Beyond the Standard Model

THE STANDARD MODEL is the best theory we’ve ever built.

It explains almost everything we can measure. It connects every known particle to a corresponding field. It predicts the results of experiments with absurd precision. And yet, for all its power, it’s incomplete.

It leaves too many questions unanswered.

It doesn’t explain gravity, the one force not included in the field picture. It doesn’t explain dark matter or dark energy, which seem to make up most of the universe. It doesn’t explain why the constants of nature have the values they do. It doesn’t even explain its own structure. Why those fields, those symmetries, and that mass hierarchy?

It’s not wrong. It’s just… unfinished.

So physicists have been looking beyond it for decades, and the first serious proposal was supersymmetry.

Supersymmetry, or SUSY, suggests that every particle in the Standard Model has a superpartner. Electrons would have selectrons. Quarks would have squarks. Bosons would have fermionic twins. It’s not just a mirror; it’s a deeper symmetry, linking matter and force in a tighter framework.

Why do it?

Because SUSY fixes problems. It cancels infinities. It stabilizes the Higgs mass. It offers candidates for dark matter. And in some versions, it even makes quantum gravity possible.

But we haven’t found any superpartners.

The Large Hadron Collider was supposed to reveal them. It didn’t.
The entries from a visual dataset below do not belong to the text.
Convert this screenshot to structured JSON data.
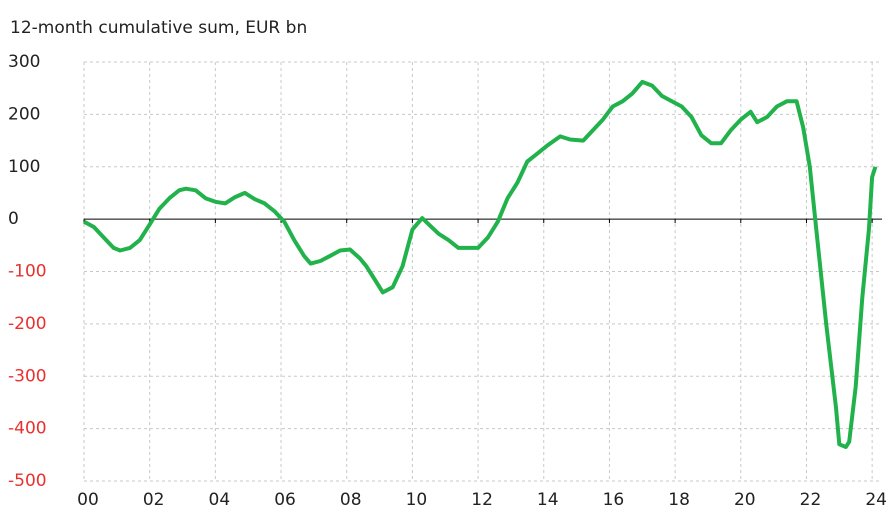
{
  "chart_data": {
    "type": "line",
    "title": "12-month cumulative sum, EUR bn",
    "x": [
      2000.0,
      2000.3,
      2000.6,
      2000.9,
      2001.1,
      2001.4,
      2001.7,
      2002.0,
      2002.3,
      2002.6,
      2002.9,
      2003.1,
      2003.4,
      2003.7,
      2004.0,
      2004.3,
      2004.6,
      2004.9,
      2005.2,
      2005.5,
      2005.8,
      2006.1,
      2006.4,
      2006.7,
      2006.9,
      2007.2,
      2007.5,
      2007.8,
      2008.1,
      2008.4,
      2008.6,
      2008.9,
      2009.1,
      2009.4,
      2009.7,
      2010.0,
      2010.3,
      2010.5,
      2010.8,
      2011.1,
      2011.4,
      2011.7,
      2012.0,
      2012.3,
      2012.6,
      2012.9,
      2013.2,
      2013.5,
      2013.8,
      2014.1,
      2014.5,
      2014.8,
      2015.2,
      2015.5,
      2015.8,
      2016.1,
      2016.4,
      2016.7,
      2017.0,
      2017.3,
      2017.6,
      2017.9,
      2018.2,
      2018.5,
      2018.8,
      2019.1,
      2019.4,
      2019.7,
      2020.0,
      2020.3,
      2020.5,
      2020.8,
      2021.1,
      2021.4,
      2021.7,
      2021.9,
      2022.1,
      2022.3,
      2022.6,
      2022.9,
      2023.0,
      2023.2,
      2023.3,
      2023.5,
      2023.7,
      2023.9,
      2024.0,
      2024.1
    ],
    "series": [
      {
        "name": "12-month cumulative sum",
        "color": "#22b24c",
        "values": [
          -5,
          -15,
          -35,
          -55,
          -60,
          -55,
          -40,
          -10,
          20,
          40,
          55,
          58,
          55,
          40,
          33,
          30,
          42,
          50,
          38,
          30,
          15,
          -5,
          -40,
          -70,
          -85,
          -80,
          -70,
          -60,
          -58,
          -75,
          -90,
          -120,
          -140,
          -130,
          -90,
          -20,
          2,
          -10,
          -28,
          -40,
          -55,
          -55,
          -55,
          -35,
          -5,
          40,
          70,
          110,
          125,
          140,
          158,
          152,
          150,
          170,
          190,
          215,
          225,
          240,
          262,
          255,
          235,
          225,
          215,
          195,
          160,
          145,
          145,
          170,
          190,
          205,
          185,
          195,
          215,
          225,
          225,
          175,
          100,
          -20,
          -200,
          -360,
          -430,
          -435,
          -425,
          -320,
          -150,
          -20,
          80,
          100
        ]
      }
    ],
    "xlim": [
      2000,
      2024.3
    ],
    "xticks": [
      {
        "value": 2000,
        "label": "00"
      },
      {
        "value": 2002,
        "label": "02"
      },
      {
        "value": 2004,
        "label": "04"
      },
      {
        "value": 2006,
        "label": "06"
      },
      {
        "value": 2008,
        "label": "08"
      },
      {
        "value": 2010,
        "label": "10"
      },
      {
        "value": 2012,
        "label": "12"
      },
      {
        "value": 2014,
        "label": "14"
      },
      {
        "value": 2016,
        "label": "16"
      },
      {
        "value": 2018,
        "label": "18"
      },
      {
        "value": 2020,
        "label": "20"
      },
      {
        "value": 2022,
        "label": "22"
      },
      {
        "value": 2024,
        "label": "24"
      }
    ],
    "ylim": [
      -500,
      300
    ],
    "yticks": [
      -500,
      -400,
      -300,
      -200,
      -100,
      0,
      100,
      200,
      300
    ],
    "grid": true,
    "negative_label_color": "#e8312f"
  }
}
Either they don’t exist, or they exist at energy scales higher than we can reach. Either way, the silence is very loud.

So the next proposal is even more radical: string theory.

String theory doesn’t just add new particles. It replaces them. In this model, what we call a particle is just a tiny vibrating loop of energy. Different vibrations produce different particles, like musical notes on a string.

The math is beautiful. It naturally includes gravity. It predicts extra dimensions. It offers a unified framework where all forces and fields emerge from geometry itself.

But again, there’s a problem.

There’s zero experimental evidence. String theory operates at scales far beyond what colliders can probe. It makes predictions that are hard to test. And it’s not just one theory. It’s a landscape, a nearly infinite set of possible versions, each with different physics.

That’s led some physicists to move in another direction: quantum gravity.

The idea here is to treat gravity like the other forces, as a field with its own quantum particle: the graviton. But when you try to quantize gravity the way we quantized electromagnetism, the math explodes. Infinities flood in. Renormalization fails.

That’s why many physicists believe gravity isn’t fundamental. It might be emergent, a side effect of other forces or a statistical result of deeper quantum systems. The search is ongoing.

Other ideas include loop quantum gravity, extra-dimensional models, holographic theories, and even entropic gravity, the idea that gravity is a kind of thermodynamic pressure arising from information encoded in spacetime.

Right now, none of these have decisive evidence.

They’re all maps of the unknown.

What we do know is that QFT works, at least to a point. The fields are real. The math is solid. But there’s something beyond them. Something deeper than the Standard Model. Something still waiting to be seen.